Mit dem US-Luftangriff auf einen syrischen Luftwaffenstützpunkt hat US-Präsident Donald Trump eine 180-Grad-Wende in der Syrien-Politik vollzogen. Die 59 Tomahawks erhöhen die Brisanz massiv: Wie reagiert Russland auf den US-Angriff in Syrien? Könnten die USA die Nato-Partner in den Syrien-Konflikt ziehen?

In Deutschland wachsen die Sorgen nach Trumps militärischem Eingreifen. „Bereits im Wahlkampf und jetzt bei den Haushaltsberatungen hat Präsident Trump dem Militärischen absolute Priorität eingeräumt“, sagte der für Außenpolitik zuständige stellvertretende SPD-Fraktionsvorsitzende Rolf Mützenich dem Handelsblatt. Allerdings habe Trump bisher die Fähigkeiten der Streitkräfte in Frage gestellt und den Wählern versprochen, die USA nicht in internationale Krisenherde zu verwickeln. „Beides scheint nicht mehr zu gelten“, sagte Mützenich.

Ob sich daraus eine „beständige Kategorie“ herausschäle, bleibe abzuwarten. „Wichtiger ist aber die Frage, ob die militärischen Schritte einer politischen Gesamtstrategie unterliegen“, sagte Mützenich. „Das kann man bezweifeln, nachdem die politischen Prioritäten innerhalb weniger Tage umgekehrt wurden.“ Der außenpolitische Sprecher der CDU/CSU Fraktion, Jürgen Hardt, sagte dem Handelsblatt: „Die Reaktion Amerikas ist nachvollziehbar und hat möglicherweise Schlimmeres verhindert.“ Allerdings gab Hardt zu: „Durch die Ereignisse in der vergangenen Woche ist eine diplomatische Lösung des Konflikts noch schwieriger geworden.“

Eine friedliche Zukunft Syriens, in der Assad – wie von Russland gewünscht – eine Rolle spiele, sei noch unwahrscheinlicher geworden. Dennoch müssten jetzt alle diplomatischen Kanäle aktiviert werden, um auf Assad und seine Unterstützer einzuwirken. „Die Nibelungen-Treue Putins für Assad kennt offenbar keine Grenzen. Nicht einmal das Giftgasmassaker an unschuldigen Kindern kann ihn davon abbringen“, kritisierte Hardt.

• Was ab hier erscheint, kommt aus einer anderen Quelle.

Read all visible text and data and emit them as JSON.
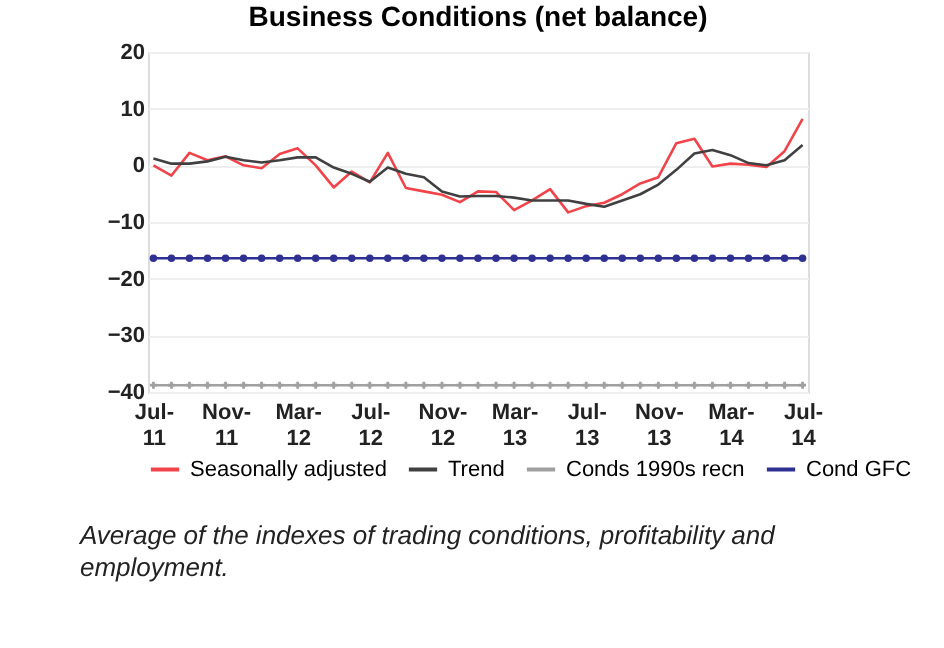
{
  "chart_data": {
    "type": "line",
    "title": "Business Conditions (net balance)",
    "categories": [
      "Jul-11",
      null,
      null,
      null,
      "Nov-11",
      null,
      null,
      null,
      "Mar-12",
      null,
      null,
      null,
      "Jul-12",
      null,
      null,
      null,
      "Nov-12",
      null,
      null,
      null,
      "Mar-13",
      null,
      null,
      null,
      "Jul-13",
      null,
      null,
      null,
      "Nov-13",
      null,
      null,
      null,
      "Mar-14",
      null,
      null,
      null,
      "Jul-14"
    ],
    "series": [
      {
        "name": "Seasonally adjusted",
        "color": "#f0444a",
        "marker": "none",
        "values": [
          0,
          -1.8,
          2.2,
          0.9,
          1.6,
          0,
          -0.5,
          2,
          3,
          0,
          -3.9,
          -1.1,
          -3,
          2.2,
          -4,
          -4.6,
          -5.2,
          -6.5,
          -4.6,
          -4.7,
          -7.9,
          -6.2,
          -4.2,
          -8.3,
          -7.2,
          -6.6,
          -5.1,
          -3.2,
          -2.1,
          3.9,
          4.7,
          -0.2,
          0.3,
          0.1,
          -0.3,
          2.5,
          8.2
        ]
      },
      {
        "name": "Trend",
        "color": "#404040",
        "marker": "none",
        "values": [
          1.2,
          0.3,
          0.3,
          0.7,
          1.5,
          0.9,
          0.5,
          0.9,
          1.4,
          1.4,
          -0.4,
          -1.5,
          -2.9,
          -0.4,
          -1.5,
          -2.1,
          -4.6,
          -5.5,
          -5.4,
          -5.4,
          -5.7,
          -6.2,
          -6.2,
          -6.2,
          -6.8,
          -7.3,
          -6.2,
          -5.1,
          -3.4,
          -0.8,
          2.1,
          2.7,
          1.8,
          0.4,
          0,
          0.9,
          3.6
        ]
      },
      {
        "name": "Conds 1990s recn",
        "color": "#a0a0a0",
        "marker": "cross",
        "values": [
          -38.8,
          -38.8,
          -38.8,
          -38.8,
          -38.8,
          -38.8,
          -38.8,
          -38.8,
          -38.8,
          -38.8,
          -38.8,
          -38.8,
          -38.8,
          -38.8,
          -38.8,
          -38.8,
          -38.8,
          -38.8,
          -38.8,
          -38.8,
          -38.8,
          -38.8,
          -38.8,
          -38.8,
          -38.8,
          -38.8,
          -38.8,
          -38.8,
          -38.8,
          -38.8,
          -38.8,
          -38.8,
          -38.8,
          -38.8,
          -38.8,
          -38.8,
          -38.8
        ]
      },
      {
        "name": "Cond GFC",
        "color": "#2e3192",
        "marker": "circle",
        "values": [
          -16.4,
          -16.4,
          -16.4,
          -16.4,
          -16.4,
          -16.4,
          -16.4,
          -16.4,
          -16.4,
          -16.4,
          -16.4,
          -16.4,
          -16.4,
          -16.4,
          -16.4,
          -16.4,
          -16.4,
          -16.4,
          -16.4,
          -16.4,
          -16.4,
          -16.4,
          -16.4,
          -16.4,
          -16.4,
          -16.4,
          -16.4,
          -16.4,
          -16.4,
          -16.4,
          -16.4,
          -16.4,
          -16.4,
          -16.4,
          -16.4,
          -16.4,
          -16.4
        ]
      }
    ],
    "ylim": [
      -40,
      20
    ],
    "yticks": [
      20,
      10,
      0,
      -10,
      -20,
      -30,
      -40
    ],
    "grid": "y",
    "legend": "bottom",
    "line_style": "solid",
    "annotations": [
      "Average of the indexes of trading conditions, profitability and employment."
    ]
  }
}
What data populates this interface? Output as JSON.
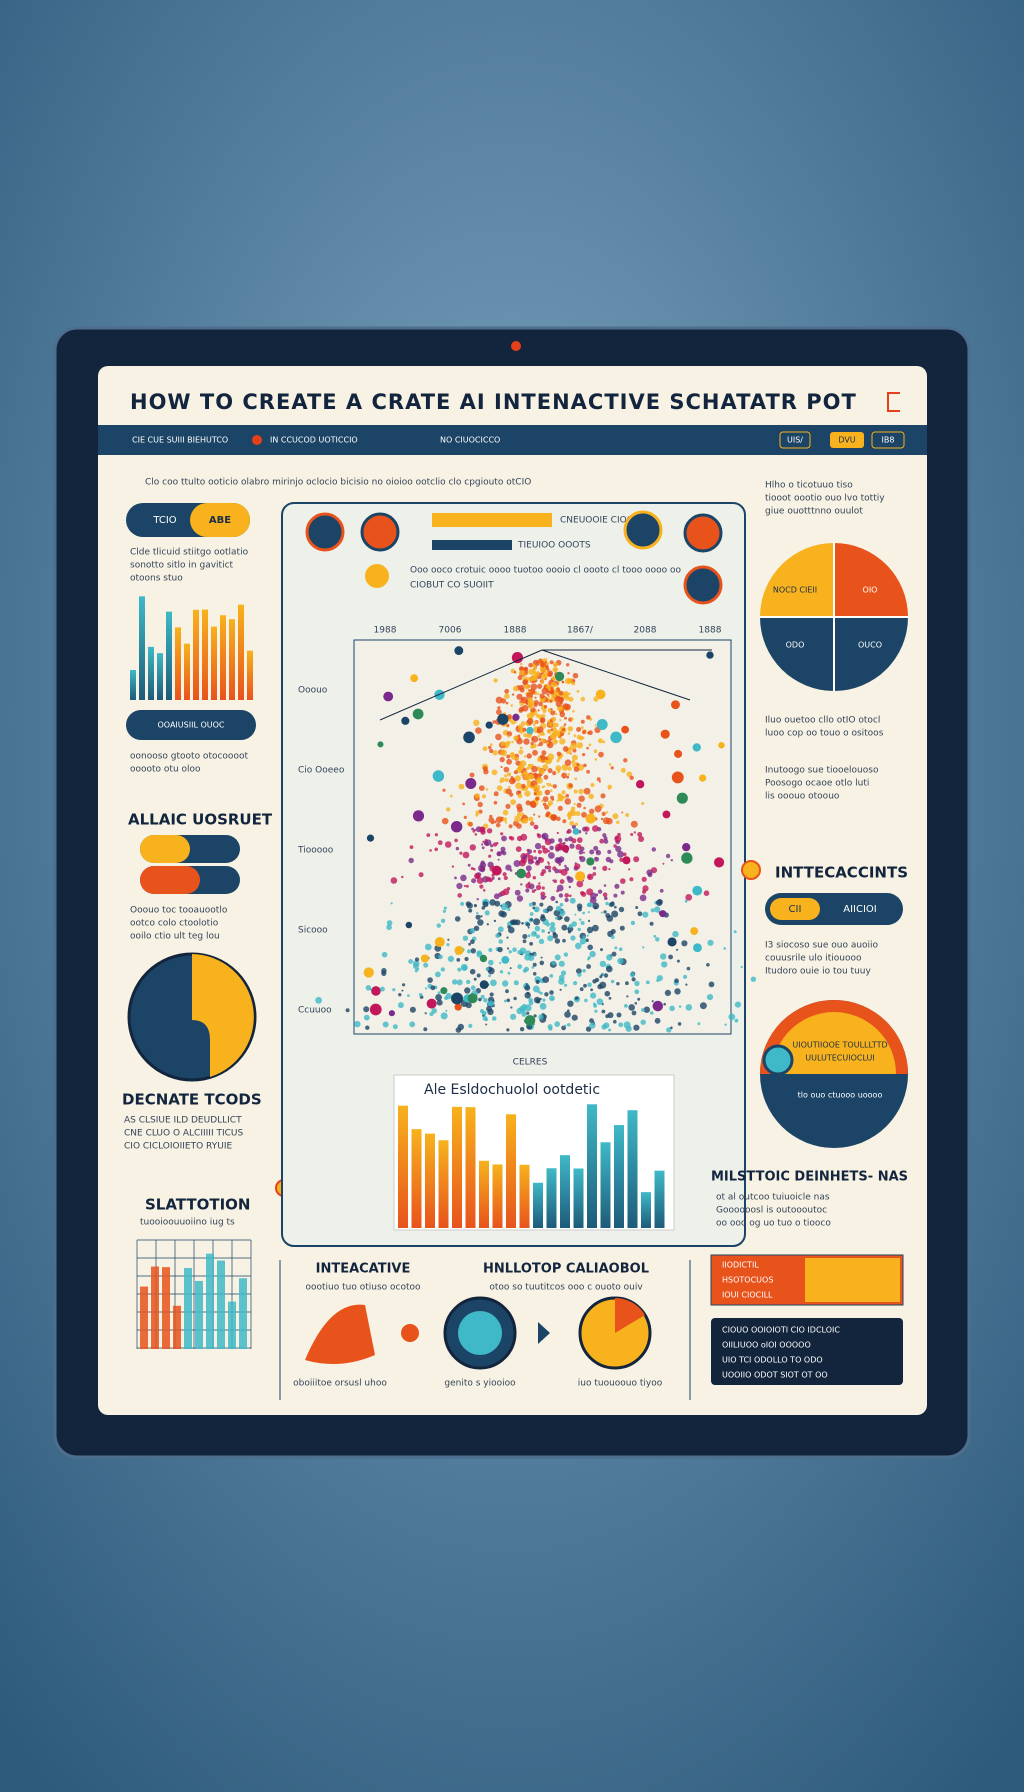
{
  "header": {
    "title": "HOW TO CREATE A CRATE AI INTENACTIVE SCHATATR POT"
  },
  "nav": {
    "items": [
      "CIE CUE SUIII BIEHUTCO",
      "IN CCUCOD UOTICCIO",
      "NO CIUOCICCO"
    ],
    "buttons": [
      "UIS/",
      "DVU",
      "IB8"
    ]
  },
  "intro": "Clo coo ttulto ooticio olabro mirinjo oclocio bicisio no oioioo ootclio clo cpgiouto otCIO",
  "left": {
    "pill": [
      "TCIO",
      "ABE"
    ],
    "pill_text": [
      "Clde tlicuid stiitgo ootlatio",
      "sonotto sitlo in gavitict",
      "otoons stuo"
    ],
    "button": "OOAIUSIIL OUOC",
    "button_text": [
      "oonooso gtooto otocoooot",
      "ooooto otu oloo"
    ],
    "section1": "ALLAIC UOSRUET",
    "section1_text": [
      "Ooouo toc tooauootlo",
      "ootco colo ctoolotio",
      "ooilo ctio ult teg lou"
    ],
    "section2": "DECNATE TCODS",
    "section2_text": [
      "AS CLSIUE ILD DEUDLLICT",
      "CNE CLUO O ALCIIIII TICUS",
      "CIO CICLOIOIIETO RYUIE"
    ],
    "section3": "SLATTOTION",
    "section3_text": "tuooioouuoiino iug ts"
  },
  "plot": {
    "top_labels": [
      "1988",
      "7006",
      "1888",
      "1867/",
      "2088",
      "1888"
    ],
    "legend": [
      "CNEUOOIE CIOOTE",
      "TIEUIOO OOOTS",
      "CIOBUT CO SUOIIT"
    ],
    "note": "Ooo ooco crotuic oooo tuotoo oooio cl oooto cl tooo oooo oo"
  },
  "panel": {
    "chart_title": "Ale Esldochuolol ootdetic",
    "x_label": "CELRES",
    "side_labels": [
      "Ooouo",
      "Cio Ooeeo",
      "Tiooooo",
      "Sicooo",
      "Ccuuoo"
    ]
  },
  "right": {
    "intro": [
      "Hlho o ticotuuo tiso",
      "tiooot oootio ouo lvo tottiy",
      "giue ouotttnno ouulot"
    ],
    "pie_labels": [
      "NOCD CIEII",
      "OIO",
      "ODO",
      "OUCO"
    ],
    "pie_text": [
      "Iluo ouetoo cllo otIO otocl",
      "luoo cop oo touo o ositoos"
    ],
    "text2": [
      "Inutoogo sue tiooelouoso",
      "Poosogo ocaoe otlo luti",
      "lis ooouo otoouo"
    ],
    "section": "INTTECACCINTS",
    "toggle": [
      "CII",
      "AIICIOI"
    ],
    "toggle_text": [
      "I3 siocoso sue ouo auoiio",
      "couusrile ulo itiouooo",
      "Itudoro ouie io tou tuuy"
    ],
    "half_pie": [
      "UIOUTIIOOE TOULLLTTD",
      "UULUTECUIOCLUI",
      "tlo ouo ctuooo uoooo"
    ],
    "section2": "MILSTTOIC DEINHETS- NAS",
    "section2_text": [
      "ot al outcoo tuiuoicle nas",
      "Goooooosl is outoooutoc",
      "oo ooo og uo tuo o tiooco"
    ],
    "table": [
      "IIODICTIL",
      "HSOTOCUOS",
      "IOUI CIOCILL"
    ],
    "box": [
      "CIOUO OOIOIOTI CIO IDCLOIC",
      "OIILIUOO oIOI OOOOO",
      "UIO TCI ODOLLO TO ODO",
      "UOOIIO ODOT SIOT OT OO"
    ]
  },
  "bottom": {
    "interactive": "INTEACATIVE",
    "interactive_text": "oootiuo tuo otiuso ocotoo",
    "collab": "HNLLOTOP CALIAOBOL",
    "collab_text": "otoo so tuutitcos ooo c ouoto ouiv",
    "captions": [
      "oboiiitoe orsusl uhoo",
      "genito s yiooioo",
      "iuo tuouoouo tiyoo"
    ]
  }
}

Nicht nur die Politik, auch die deutsche Bevölkerung ist verunsichert – und sehen Trumps Vorgehen kritisch. Nur 26 Prozent der Deutschen halten den Angriff laut einer Emnid-Umfrage für die „Bild am Sonntag“ für richtig. 80 Prozent sind danach der Meinung, dass der Angriff eine einmalige Aktion der USA bleiben sollte. Nur neun Prozent sind dagegen für weitere Luftschläge. Fast jeder zweite Deutsche (40 Prozent) fürchtet nun einen militärischen Konflikt zwischen den USA und Russland, der Schutzmacht der syrischen Regierung von Präsident Baschar al-Assad.

Die USA hatten in der Nacht auf Freitag als Reaktion auf einen Giftgaseinsatz in der syrischen Provinz Idlib einen Militärstützpunkt der syrischen Armee angegriffen. Im „Tagesspiegel“ fordert Gabriel wie am Samstag Bundeskanzlerin Angela Merkel verstärkte Anstrengungen für eine politische Lösung des Syrien-Konflikts. „Der Sicherheitsrat der Vereinten Nationen wird durch Teile seiner Mitglieder entwertet, die eine Lösung blockieren und so für mehr Unsicherheit als für Sicherheit sorgen“, kritisierte der SPD-Politiker, ohne Länder beim Namen zu nennen. Russland hatte eine Resolution gegen den Giftgaseinsatz verhindert. Sowohl Merkel als auch Gabriel hatten die US-Luftangriffe als „nachvollziehbar“ bezeichnet.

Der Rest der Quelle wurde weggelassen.